Metadata-Version: 2.2
Name: drift_detect
Version: 0.1
Description-Content-Type: text/markdown
Requires-Dist: numpy>=2.2.3
Requires-Dist: pandas>=2.2.3
Requires-Dist: scipy>=1.15.2
Dynamic: description
Dynamic: description-content-type
Dynamic: requires-dist

# drift-detect

`drift-detect` is a Python package that helps detect distributional drift between two datasets.

 It provides functionality for drift detection using univariate statistical tests for  both numerical and categorical features. The package also tracks if the distribution of NULL values has changed.
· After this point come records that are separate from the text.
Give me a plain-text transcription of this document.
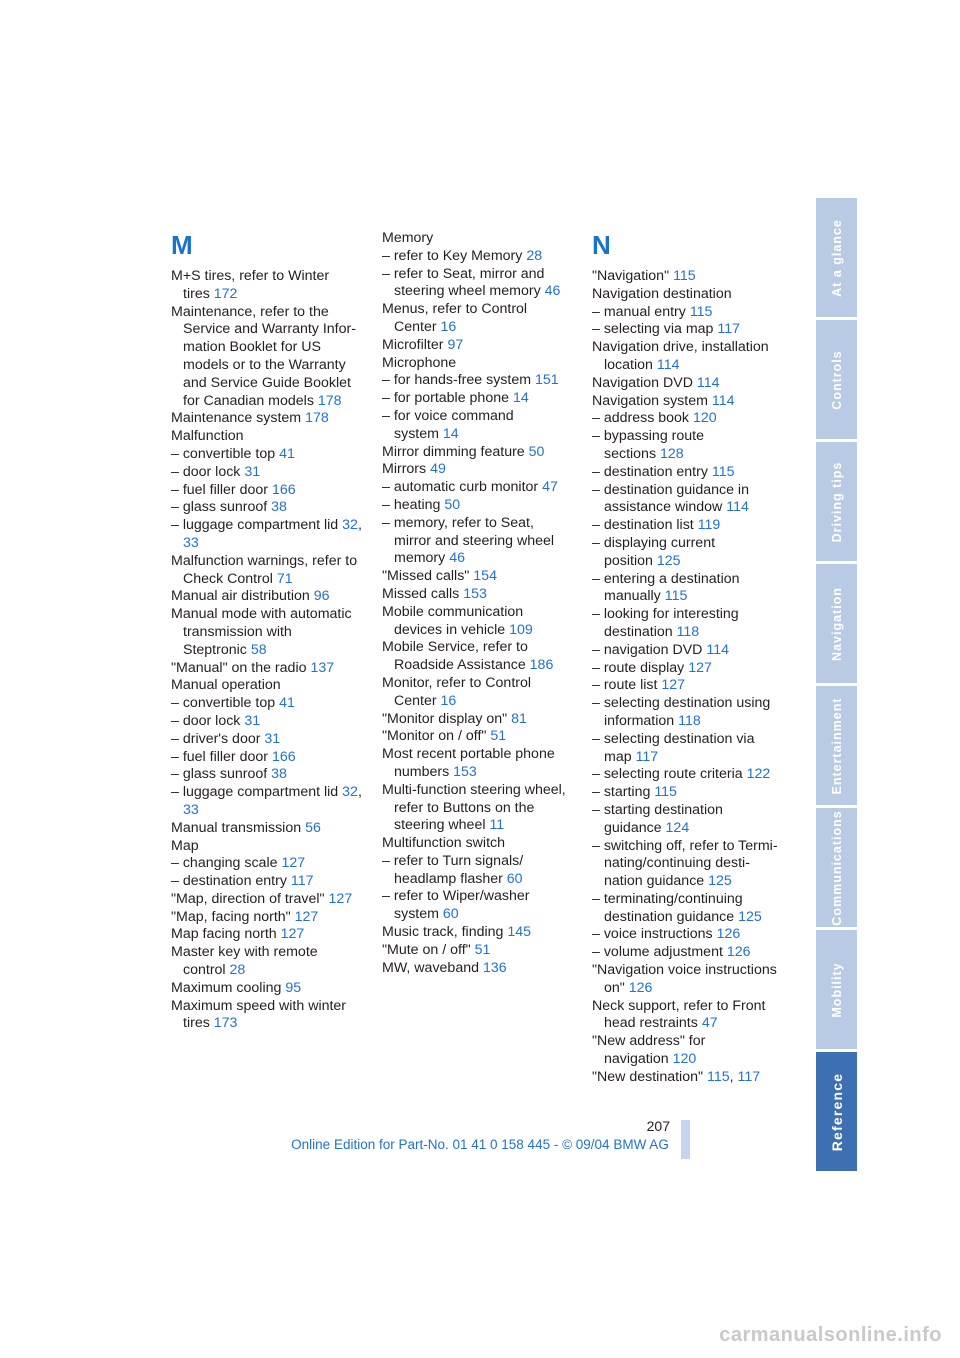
M
M+S tires, refer to Winter tires 172
Maintenance, refer to the Service and Warranty Infor- mation Booklet for US models or to the Warranty and Service Guide Booklet for Canadian models 178
Maintenance system 178
Malfunction
– convertible top 41
– door lock 31
– fuel filler door 166
– glass sunroof 38
– luggage compartment lid 32, 33
Malfunction warnings, refer to Check Control 71
Manual air distribution 96
Manual mode with automatic transmission with Steptronic 58
"Manual" on the radio 137
Manual operation
– convertible top 41
– door lock 31
– driver's door 31
– fuel filler door 166
– glass sunroof 38
– luggage compartment lid 32, 33
Manual transmission 56
Map
– changing scale 127
– destination entry 117
"Map, direction of travel" 127
"Map, facing north" 127
Map facing north 127
Master key with remote control 28
Maximum cooling 95
Maximum speed with winter tires 173
Memory
– refer to Key Memory 28
– refer to Seat, mirror and steering wheel memory 46
Menus, refer to Control Center 16
Microfilter 97
Microphone
– for hands-free system 151
– for portable phone 14
– for voice command system 14
Mirror dimming feature 50
Mirrors 49
– automatic curb monitor 47
– heating 50
– memory, refer to Seat, mirror and steering wheel memory 46
"Missed calls" 154
Missed calls 153
Mobile communication devices in vehicle 109
Mobile Service, refer to Roadside Assistance 186
Monitor, refer to Control Center 16
"Monitor display on" 81
"Monitor on / off" 51
Most recent portable phone numbers 153
Multi-function steering wheel, refer to Buttons on the steering wheel 11
Multifunction switch
– refer to Turn signals/ headlamp flasher 60
– refer to Wiper/washer system 60
Music track, finding 145
"Mute on / off" 51
MW, waveband 136
N
"Navigation" 115
Navigation destination
– manual entry 115
– selecting via map 117
Navigation drive, installation location 114
Navigation DVD 114
Navigation system 114
– address book 120
– bypassing route sections 128
– destination entry 115
– destination guidance in assistance window 114
– destination list 119
– displaying current position 125
– entering a destination manually 115
– looking for interesting destination 118
– navigation DVD 114
– route display 127
– route list 127
– selecting destination using information 118
– selecting destination via map 117
– selecting route criteria 122
– starting 115
– starting destination guidance 124
– switching off, refer to Termi- nating/continuing desti- nation guidance 125
– terminating/continuing destination guidance 125
– voice instructions 126
– volume adjustment 126
"Navigation voice instructions on" 126
Neck support, refer to Front head restraints 47
"New address" for navigation 120
"New destination" 115, 117
At a glance
Controls
Driving tips
Navigation
Entertainment
Communications
Mobility
Reference
207
Online Edition for Part-No. 01 41 0 158 445 - © 09/04 BMW AG
carmanualsonline.info
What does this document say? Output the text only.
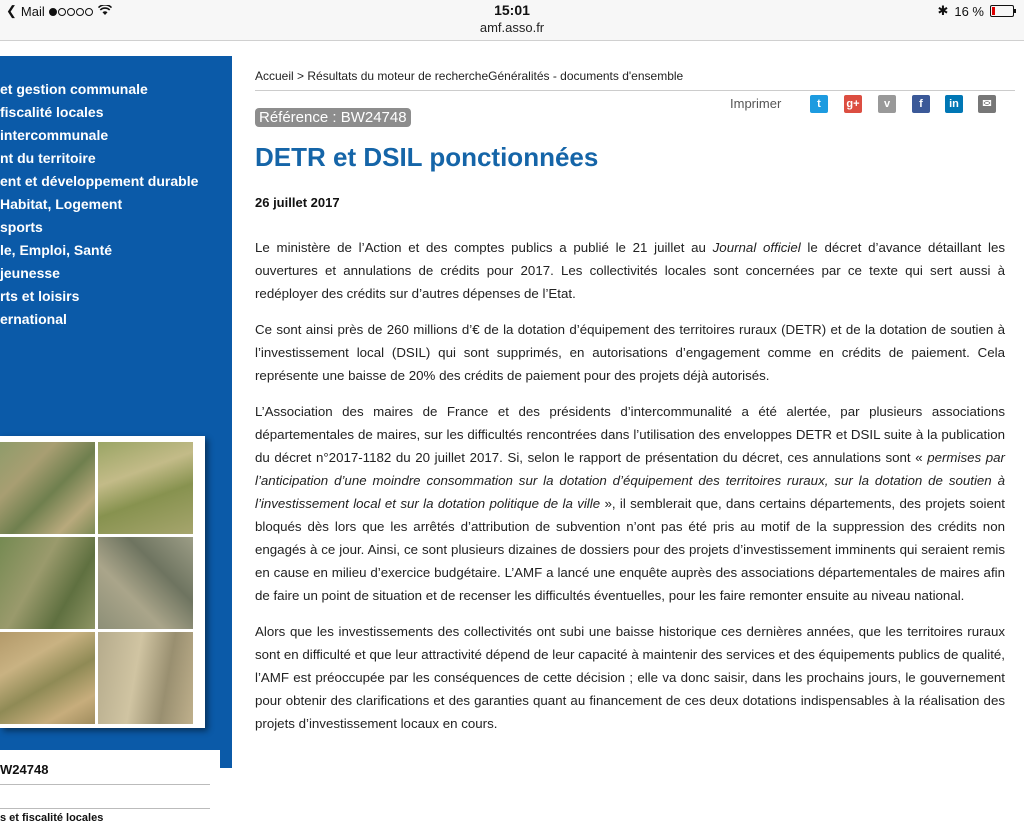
❮ Mail	15:01	✱ 16 %
amf.asso.fr
et gestion communale
fiscalité locales
intercommunale
nt du territoire
ent et développement durable
Habitat, Logement
sports
le, Emploi, Santé
jeunesse
rts et loisirs
ernational
W24748
s et fiscalité locales
Accueil > Résultats du moteur de rechercheGénéralités - documents d'ensemble
Imprimer	t	g+	v	f	in	✉
Référence : BW24748
DETR et DSIL ponctionnées
26 juillet 2017

Le ministère de l’Action et des comptes publics a publié le 21 juillet au Journal officiel le décret d’avance détaillant les ouvertures et annulations de crédits pour 2017. Les collectivités locales sont concernées par ce texte qui sert aussi à redéployer des crédits sur d’autres dépenses de l’Etat.

Ce sont ainsi près de 260 millions d’€ de la dotation d’équipement des territoires ruraux (DETR) et de la dotation de soutien à l’investissement local (DSIL) qui sont supprimés, en autorisations d’engagement comme en crédits de paiement. Cela représente une baisse de 20% des crédits de paiement pour des projets déjà autorisés.

L’Association des maires de France et des présidents d’intercommunalité a été alertée, par plusieurs associations départementales de maires, sur les difficultés rencontrées dans l’utilisation des enveloppes DETR et DSIL suite à la publication du décret n°2017-1182 du 20 juillet 2017. Si, selon le rapport de présentation du décret, ces annulations sont « permises par l’anticipation d’une moindre consommation sur la dotation d’équipement des territoires ruraux, sur la dotation de soutien à l’investissement local et sur la dotation politique de la ville », il semblerait que, dans certains départements, des projets soient bloqués dès lors que les arrêtés d’attribution de subvention n’ont pas été pris au motif de la suppression des crédits non engagés à ce jour. Ainsi, ce sont plusieurs dizaines de dossiers pour des projets d’investissement imminents qui seraient remis en cause en milieu d’exercice budgétaire. L’AMF a lancé une enquête auprès des associations départementales de maires afin de faire un point de situation et de recenser les difficultés éventuelles, pour les faire remonter ensuite au niveau national.

Alors que les investissements des collectivités ont subi une baisse historique ces dernières années, que les territoires ruraux sont en difficulté et que leur attractivité dépend de leur capacité à maintenir des services et des équipements publics de qualité, l’AMF est préoccupée par les conséquences de cette décision ; elle va donc saisir, dans les prochains jours, le gouvernement pour obtenir des clarifications et des garanties quant au financement de ces deux dotations indispensables à la réalisation des projets d’investissement locaux en cours.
The package also includes adjustment for multiple hypothesis testing via Bonferroni and False Discovery Rate (FDR) corrections.


## Key Features 

### Non-Parametric Univariate Statistical Tests:

- **Detect differences in the distribution of numerical features** using the Kolmogorov-Smirnov Test (KS Test)

-  **Identifies if category frequencies differ** significantly across categorical features using the Chi-squared Test of Independance. 

- **Assesses if the distribution of NULL values has changed**  using the Fisher's Exact Test


### Correction Methods for Multiple Testing:

- **Bonferroni Correction**: Adjusts p-values for multiple hypothesis testing by dividing the significance level by the number of tests performed.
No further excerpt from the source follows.